Toward the end of the book, Berman and Adler focus on state-wide initiatives for reducing mass incarceration. Many state governments, burdened with huge costs, look to reverse the mass incarceration trend by adding drug courts, treatment and job training programs, and other measures. According to Berman and Adler, the progress is bipartisan, as demonstrated by reform in states run with conservative governors and legislatures, such as Georgia, Utah, and Mississippi. This is all the more critical, given the back-and-forth revision of proposed federal sentencing reform and an acting and nominated new attorney general, whose sympathies for reducing imprisonment are dubious.

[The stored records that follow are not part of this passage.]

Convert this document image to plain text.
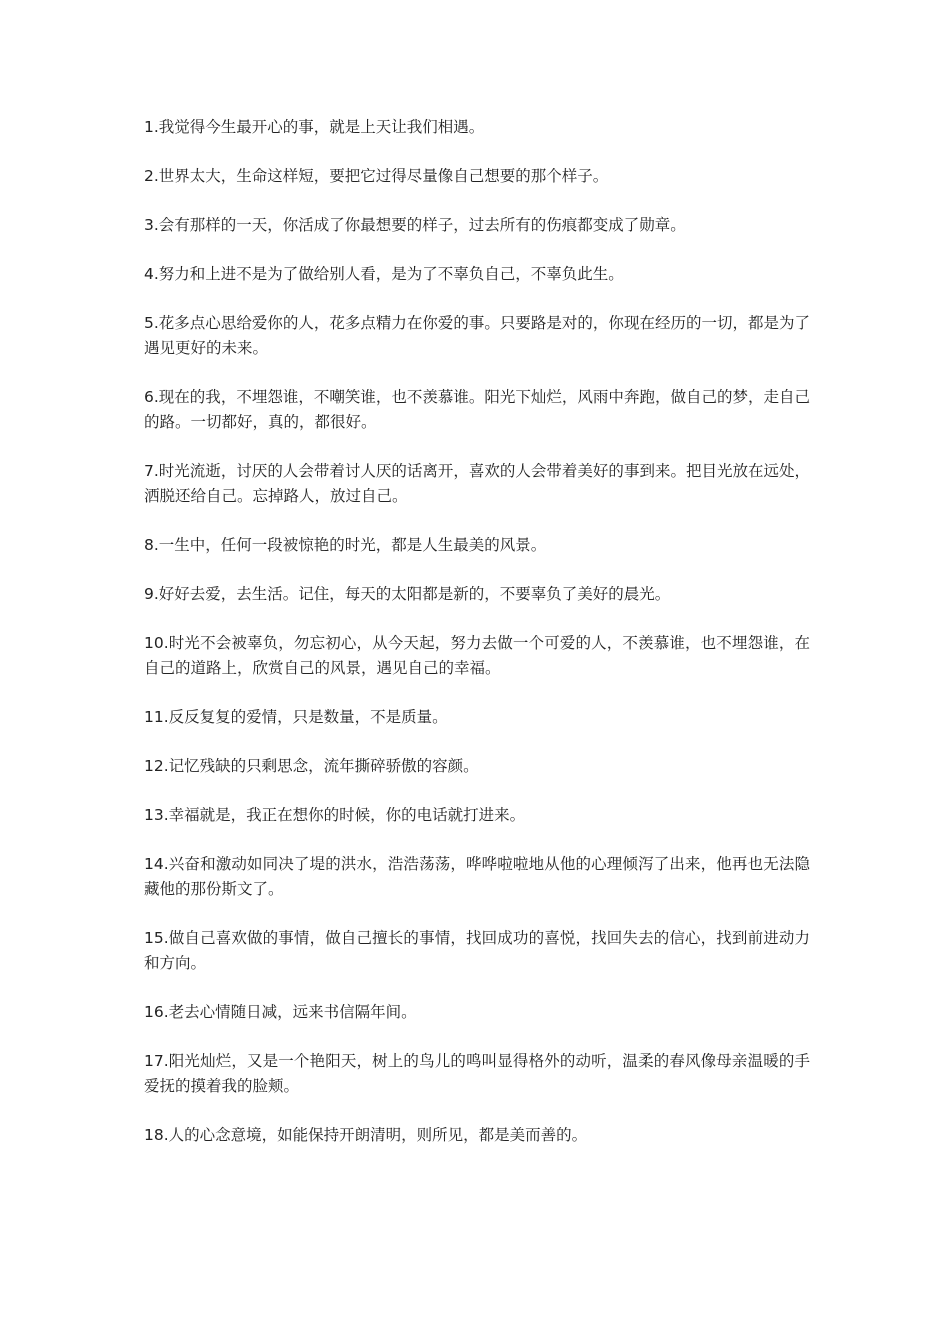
1.我觉得今生最开心的事，就是上天让我们相遇。

2.世界太大，生命这样短，要把它过得尽量像自己想要的那个样子。

3.会有那样的一天，你活成了你最想要的样子，过去所有的伤痕都变成了勋章。

4.努力和上进不是为了做给别人看，是为了不辜负自己，不辜负此生。

5.花多点心思给爱你的人，花多点精力在你爱的事。只要路是对的，你现在经历的一切，都是为了遇见更好的未来。

6.现在的我，不埋怨谁，不嘲笑谁，也不羡慕谁。阳光下灿烂，风雨中奔跑，做自己的梦，走自己的路。一切都好，真的，都很好。

7.时光流逝，讨厌的人会带着讨人厌的话离开，喜欢的人会带着美好的事到来。把目光放在远处，洒脱还给自己。忘掉路人，放过自己。

8.一生中，任何一段被惊艳的时光，都是人生最美的风景。

9.好好去爱，去生活。记住，每天的太阳都是新的，不要辜负了美好的晨光。

10.时光不会被辜负，勿忘初心，从今天起，努力去做一个可爱的人，不羡慕谁，也不埋怨谁，在自己的道路上，欣赏自己的风景，遇见自己的幸福。

11.反反复复的爱情，只是数量，不是质量。

12.记忆残缺的只剩思念，流年撕碎骄傲的容颜。

13.幸福就是，我正在想你的时候，你的电话就打进来。

14.兴奋和激动如同决了堤的洪水，浩浩荡荡，哗哗啦啦地从他的心理倾泻了出来，他再也无法隐藏他的那份斯文了。

15.做自己喜欢做的事情，做自己擅长的事情，找回成功的喜悦，找回失去的信心，找到前进动力和方向。

16.老去心情随日减，远来书信隔年间。

17.阳光灿烂，又是一个艳阳天，树上的鸟儿的鸣叫显得格外的动听，温柔的春风像母亲温暖的手爱抚的摸着我的脸颊。

18.人的心念意境，如能保持开朗清明，则所见，都是美而善的。
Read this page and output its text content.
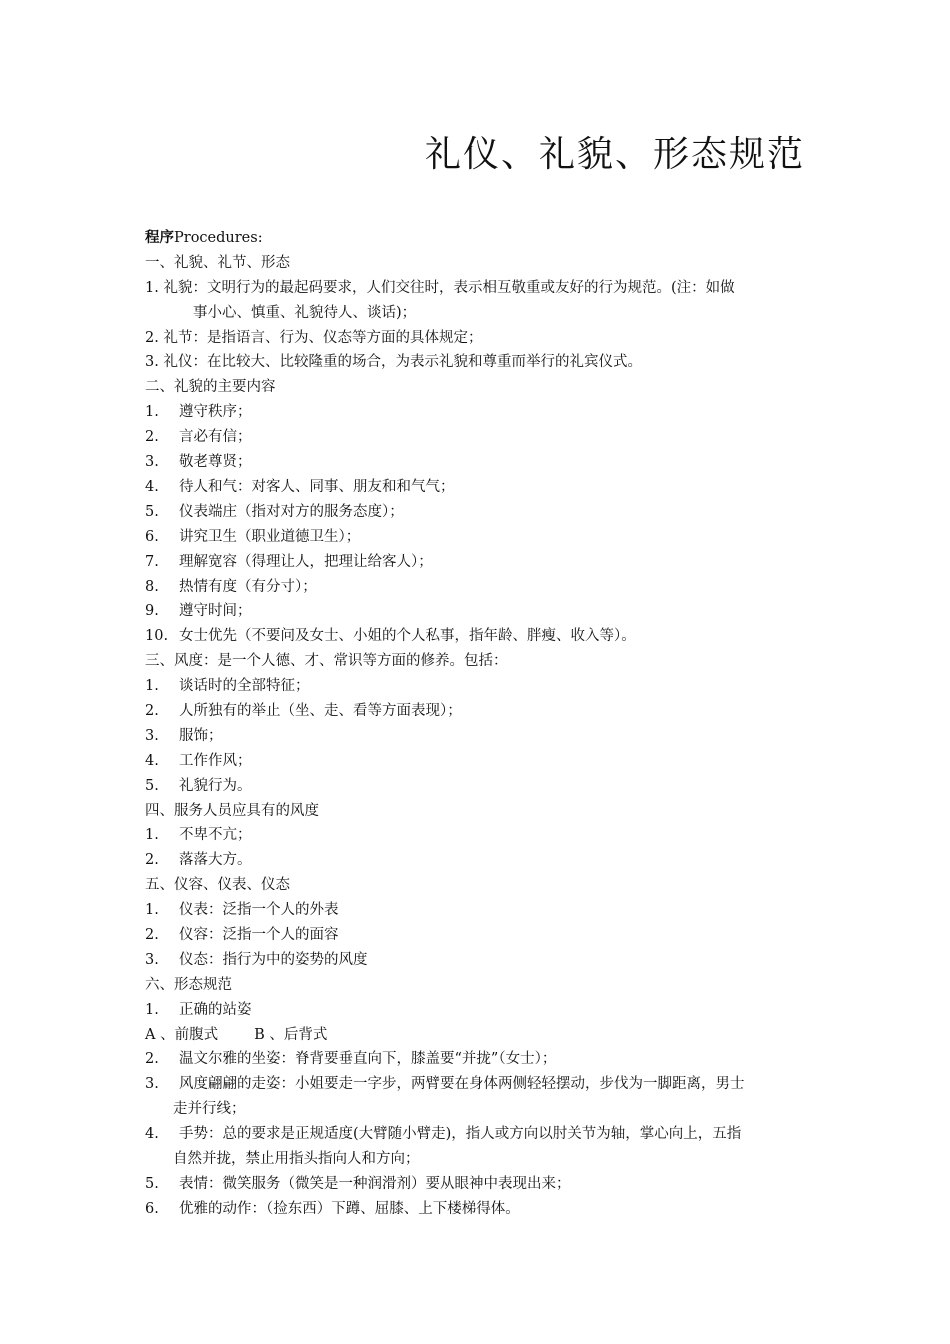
礼仪、礼貌、形态规范
程序Procedures:
一、礼貌、礼节、形态
1. 礼貌：文明行为的最起码要求，人们交往时，表示相互敬重或友好的行为规范。(注：如做
事小心、慎重、礼貌待人、谈话)；
2. 礼节：是指语言、行为、仪态等方面的具体规定；
3. 礼仪：在比较大、比较隆重的场合，为表示礼貌和尊重而举行的礼宾仪式。
二、礼貌的主要内容
1. 遵守秩序；
2. 言必有信；
3. 敬老尊贤；
4. 待人和气：对客人、同事、朋友和和气气；
5. 仪表端庄（指对对方的服务态度）；
6. 讲究卫生（职业道德卫生）；
7. 理解宽容（得理让人，把理让给客人）；
8. 热情有度（有分寸）；
9. 遵守时间；
10. 女士优先（不要问及女士、小姐的个人私事，指年龄、胖瘦、收入等）。
三、风度：是一个人德、才、常识等方面的修养。包括：
1. 谈话时的全部特征；
2. 人所独有的举止（坐、走、看等方面表现）；
3. 服饰；
4. 工作作风；
5. 礼貌行为。
四、服务人员应具有的风度
1. 不卑不亢；
2. 落落大方。
五、仪容、仪表、仪态
1. 仪表：泛指一个人的外表
2. 仪容：泛指一个人的面容
3. 仪态：指行为中的姿势的风度
六、形态规范
1. 正确的站姿
A 、前腹式 B 、后背式
2. 温文尔雅的坐姿：脊背要垂直向下，膝盖要“并拢”（女士）；
3. 风度翩翩的走姿：小姐要走一字步，两臂要在身体两侧轻轻摆动，步伐为一脚距离，男士
走并行线；
4. 手势：总的要求是正规适度(大臂随小臂走)，指人或方向以肘关节为轴，掌心向上，五指
自然并拢，禁止用指头指向人和方向；
5. 表情：微笑服务（微笑是一种润滑剂）要从眼神中表现出来；
6. 优雅的动作：（捡东西）下蹲、屈膝、上下楼梯得体。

A particular challenge for states is to not reverse reform when there is an instance of a parolee committing a horrible crime. When this occurs, the response has on occasion been stricter sentencing and revised laws, some of which are eponymous laws, named after a victim, such as Megan’s Law. This puts reforming legislators and open-minded prosecutors in tight binds. “[T]he immediate aftermath of a unique tragedy may not be the best time to construct new frameworks that will govern how thousands of future cases will be handled,” Berman and Adler write.

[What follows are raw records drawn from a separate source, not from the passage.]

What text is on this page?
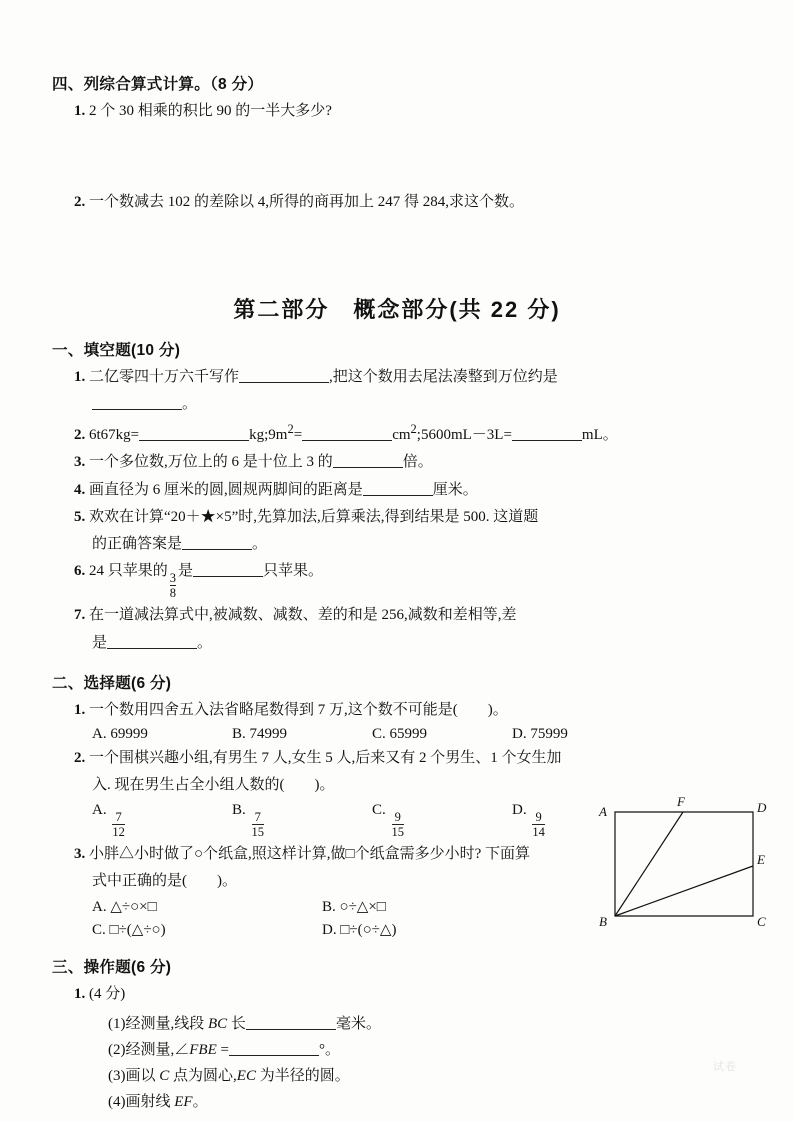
四、列综合算式计算。（8 分）
1. 2 个 30 相乘的积比 90 的一半大多少?
2. 一个数减去 102 的差除以 4,所得的商再加上 247 得 284,求这个数。
第二部分　概念部分(共 22 分)
一、填空题(10 分)
1. 二亿零四十万六千写作	,把这个数用去尾法凑整到万位约是
。
2. 6t67kg=	$kg;9m^2=$	$cm^2;5600mL-3L=$	mL。
3. 一个多位数,万位上的 6 是十位上 3 的	倍。
4. 画直径为 6 厘米的圆,圆规两脚间的距离是	厘米。
5. 欢欢在计算“20＋★×5”时,先算加法,后算乘法,得到结果是 500. 这道题
的正确答案是	。
6. 24 只苹果的
$\frac{3}{8}$
是	只苹果。
7. 在一道减法算式中,被减数、减数、差的和是 256,减数和差相等,差
是	。
二、选择题(6 分)
1. 一个数用四舍五入法省略尾数得到 7 万,这个数不可能是(　　)。
A. 69999	B. 74999	C. 65999	D. 75999
2. 一个围棋兴趣小组,有男生 7 人,女生 5 人,后来又有 2 个男生、1 个女生加
入. 现在男生占全小组人数的(　　)。
A.
$\frac{7}{12}$
B.
$\frac{7}{15}$
C.
$\frac{9}{15}$
D.
$\frac{9}{14}$
3. 小胖△小时做了○个纸盒,照这样计算,做□个纸盒需多少小时? 下面算
式中正确的是(　　)。
A. △÷○×□	B. ○÷△×□
C. □÷(△÷○)	D. □÷(○÷△)
三、操作题(6 分)
1. (4 分)
(1)经测量,线段 BC 长	毫米。
(2)经测量,∠FBE =	°。
(3)画以 C 点为圆心,EC 为半径的圆。
(4)画射线 EF。
A
F	D
E
B	C
试卷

For example, they contrast Utah’s and Arkansas’s responses to similar events. Utah, on the one hand, resisted reversing its successful program to reduce incarceration in 2016 after Salt Lake City police officer Doug Barney was killed by a parolee who absconded from a prescribed drug treatment program. Arkansas, on the other hand, reversed its reformed incarceration program, passed in 2011, after a recurrent offender and parolee murdered a young man. The result: “[T]he parole boards shut the door […] [and] Arkansas now has the second-fastest rate of prison growth in the country.” Berman and Adler are emphatic that these reverses are counterproductive and hurt many who would abide by the terms of their release.

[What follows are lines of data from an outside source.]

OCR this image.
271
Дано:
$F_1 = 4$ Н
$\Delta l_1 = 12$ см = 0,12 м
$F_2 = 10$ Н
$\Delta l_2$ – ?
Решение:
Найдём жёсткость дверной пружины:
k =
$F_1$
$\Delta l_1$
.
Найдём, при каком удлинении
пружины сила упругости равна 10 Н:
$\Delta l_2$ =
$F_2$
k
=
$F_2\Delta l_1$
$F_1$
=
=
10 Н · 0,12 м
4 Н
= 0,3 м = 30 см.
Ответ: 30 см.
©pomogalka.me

Adding critical nuance, Start Here frequently brings up racial injustice, poverty, and other social concerns, highlighting the significant criticism for risk analysis, as it relies heavily on history of defendants, who might very well have faced incidental or systematic racism in their past criminal justice encounters. The authors also offer balanced prescriptions throughout, such as the last chapter’s three overarching fronts for change: crime prevention in communities; treat with respect everyone involved in the criminal justice system; and expand the array of sanctions available for judges. Although the book’s prescriptions are more of a collection of compelling responses than a road map, Start Here contains articulate discussions and narratives that yield a vision for a future United States that will not stand out for its distressing mass incarceration.
Richard Blaustein is a freelance journalist writing on science and environmental and legal developments.